Our journey, however, takes us away from all these oppressive images to the west to more security, warmth and freedom.
A freedom that these people defend here for us, because they have not yet forgotten what it means not to be free.
We now drive west again on the familiar route, quickly reach Scytomyr and then Rivne where we refuel again from the canisters.
Here the war catches up with us once very concrete. I have already seen it on Youtube, but now in its touching and dignified form right in front of us. The return of fallen Ukrainian soldiers and the appreciation for their service by the respective population.
We are well on time, it is noticeable that the oncoming traffic is very strong. The return wave has apparently begun. I just wonder, isn’t it too early?
We pass Lviv and turn south. We don’t go to Poland, our diesel supply is enough until Ushgorod and therefore we choose the usual route, hoping to get across the border faster this time.
The Carpathian peaks are covered in snow, but the weather is OK this time. Except for a few longer stops at checkpoints, there are no stops either. As we climb over the pass (the ski area there looks interesting) I calculate the potential arrival time in Ushgorod. It looks like we will make it to the border today, about 20:30 it should be.
The all-important question is, straight to the border, or to stay the night in Uzhgorod? We decide for the second (spending one night at the border was really enough) and book a room at the Hotel Emigrand.

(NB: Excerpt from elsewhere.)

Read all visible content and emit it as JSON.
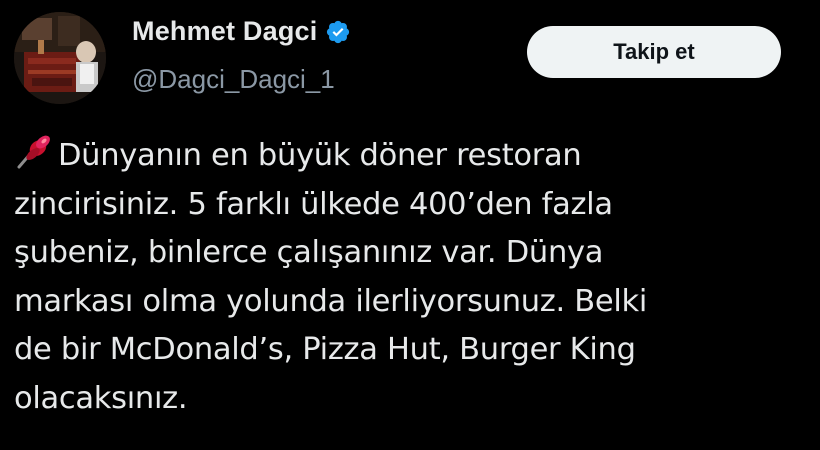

At first sight the hotel looks closed, but we discover the right entrance and have a room. After a shower we walk (about 15-20min) to the Klepach (Клепач – for me it would be read after the Cyrillic rather Klepatsch, but so it is also on FB) , a brewery inn which is apparently currently visited only by young people. We briefly confuse the waitress with German/English, who then orders a young man (cook – judging by the outfit?) to us, who also speaks good English. We get the map briefly explained and know very quickly what we want to have. 1x Pizza Quattro Formaggio, and once the trout grilled with potatoes!
Both are served after a while and both taste excellent. For dessert I treat myself to a tiramisu, which is not a tiramisu, but also tastes simply delicious. We also chat briefly with our “waiter” he also gets the WIMA-Austria Instagram page as a link, and I invite him to work in Austria, God knows we have too few employees in the gastro. But I forget that at least in the current situation he can’t come across the border.
In the restaurant, the atmosphere is so relaxed that reality remains outside. Very full and poorer by 610 Hriwija (20€ !) we return to the hotel to spend our last night in Ukraine for the time being.